March 30, 2026
Could Rising Demand for XAI Improve Trust Issues in CX?
New research from Gartner predicts that, by 2028, the growing importance of explainable AI (XAI) will drive large language model (LLM) observability investments to 50% of GenAI deployments, up from 15% today. It is a forecast that reflects mounting pressure on enterprises to justify how their AI systems arrive at decisions. For a CX industry already grappling with a widening trust gap between consumers and AI-powered services, the timing could hardly be more relevant.
Gartner’s Findings
Gartner defines XAI as “a set of capabilities that describes a model, highlights its strengths and weaknesses, predicts its likely behaviour and identifies any potential biases”. Explainable AI can describe the functioning of a model to ensure it is transparent and accurate in its decision making.
LLM observability, on the other hand, is used to validate how that response was generated and whether it can be relied upon. Pankaj Prasad, Sr Principal Analyst at Gartner claims that traditional observability has focused primarily on speed and cost. The priority for modern LLM observability solutions is instead moving toward quality measures, including factual accuracy, logical correctness, and resistance to sycophancy, alongside governance-focused evaluation methods like human-in-the-loop content verification.
Essentially, therefore, the growing pressure to know why a model acts in the way it does via XAI could also lead to greater research into how AI is generating its content using LLM observability. Both XAI and LLM observability are critical, Prasad explains: “Explainability turns a GenAI output into a defensible, auditable insight. LLM observability ensures the model behaves as expected over time. Without both, GenAI cannot mature beyond controlled lab environments.”
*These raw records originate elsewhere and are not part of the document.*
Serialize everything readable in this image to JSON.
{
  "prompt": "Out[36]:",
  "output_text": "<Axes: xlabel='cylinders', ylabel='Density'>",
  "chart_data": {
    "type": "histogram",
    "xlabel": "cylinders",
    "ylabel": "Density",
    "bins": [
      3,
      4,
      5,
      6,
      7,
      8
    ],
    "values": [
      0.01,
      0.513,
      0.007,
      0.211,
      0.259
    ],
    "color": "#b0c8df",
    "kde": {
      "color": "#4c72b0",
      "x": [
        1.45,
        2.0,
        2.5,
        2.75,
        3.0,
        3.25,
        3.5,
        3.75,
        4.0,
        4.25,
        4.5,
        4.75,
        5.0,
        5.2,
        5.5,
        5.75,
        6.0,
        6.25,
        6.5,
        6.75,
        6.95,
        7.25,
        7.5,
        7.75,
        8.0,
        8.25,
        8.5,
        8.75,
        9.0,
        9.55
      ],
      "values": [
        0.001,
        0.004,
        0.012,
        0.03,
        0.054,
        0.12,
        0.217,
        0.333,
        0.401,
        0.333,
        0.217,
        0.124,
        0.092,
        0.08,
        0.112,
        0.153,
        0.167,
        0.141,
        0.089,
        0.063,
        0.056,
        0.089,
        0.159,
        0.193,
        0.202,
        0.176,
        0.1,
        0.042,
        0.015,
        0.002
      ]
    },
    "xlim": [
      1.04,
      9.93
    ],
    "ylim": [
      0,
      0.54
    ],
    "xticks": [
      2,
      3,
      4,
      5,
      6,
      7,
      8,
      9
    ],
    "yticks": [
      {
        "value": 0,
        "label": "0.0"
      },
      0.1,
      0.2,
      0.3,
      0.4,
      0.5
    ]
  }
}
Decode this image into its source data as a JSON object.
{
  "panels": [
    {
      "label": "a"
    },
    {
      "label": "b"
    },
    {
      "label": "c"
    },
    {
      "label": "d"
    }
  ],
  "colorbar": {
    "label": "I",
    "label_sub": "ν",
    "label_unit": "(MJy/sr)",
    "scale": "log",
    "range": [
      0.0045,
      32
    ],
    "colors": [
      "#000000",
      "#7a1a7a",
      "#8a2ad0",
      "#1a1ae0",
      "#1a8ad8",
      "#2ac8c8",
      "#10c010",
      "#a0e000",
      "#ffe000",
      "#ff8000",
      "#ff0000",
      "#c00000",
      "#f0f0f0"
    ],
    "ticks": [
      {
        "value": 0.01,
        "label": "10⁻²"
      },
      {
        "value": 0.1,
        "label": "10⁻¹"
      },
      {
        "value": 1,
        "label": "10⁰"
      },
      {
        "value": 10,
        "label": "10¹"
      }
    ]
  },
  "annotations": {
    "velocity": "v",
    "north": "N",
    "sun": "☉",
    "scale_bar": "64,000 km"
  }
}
The research firm forecasts rapid expansion in the underlying market. The global GenAI models market, it says, is expected to exceed $25 billion in 2026 and reach $75 billion by 2029. As adoption scales, so does demand for the mechanisms that protect against factual inaccuracies in generative AI.
To improve trustworthiness of enterprise generative AI solutions, Gartner recommends mandating XAI tracing for all high impact use cases, LLM observability across key metrics, and continuous LLM evaluation across integration and delivery pipelines. It also suggests keeping stakeholders informed about explainability requirements.
The CX Trust Problem
A study published on ResearchGate, specifically connects the need for explainable AI with the customer experience industry. Focusing specifically on AI-driven customer interactions, it found that a lack of explanation leads directly to user scepticism and disengagement. The paper identifies interpretability, transparency, and accountability as the core pillars that XAI must address if AI systems are to earn sustained consumer confidence in commercial settings.
Another peer-reviewed study published in The American Journal of Engineering and Technology, examining XAI implementation in banking, insurance call centres, and online retail, found that transparency and interpretability of model outputs positively influenced customer trust and loyalty while improving internal operational efficiency. The banking and retail deployments in particular produced measurable gains in retention, conversion, and satisfaction.
Although consumer trust in AI is low right now, losing businesses both loyalty and revenue. If you are able to demonstrate that your generative AI is indeed trustworthy, the upside spoils of this could be huge, with customers also willing to pay more for brands they can trust their data with. Organisations that invest early in explainability and observability will not only meet incoming governance expectations, but they may also find themselves on the right side of what customers are looking for.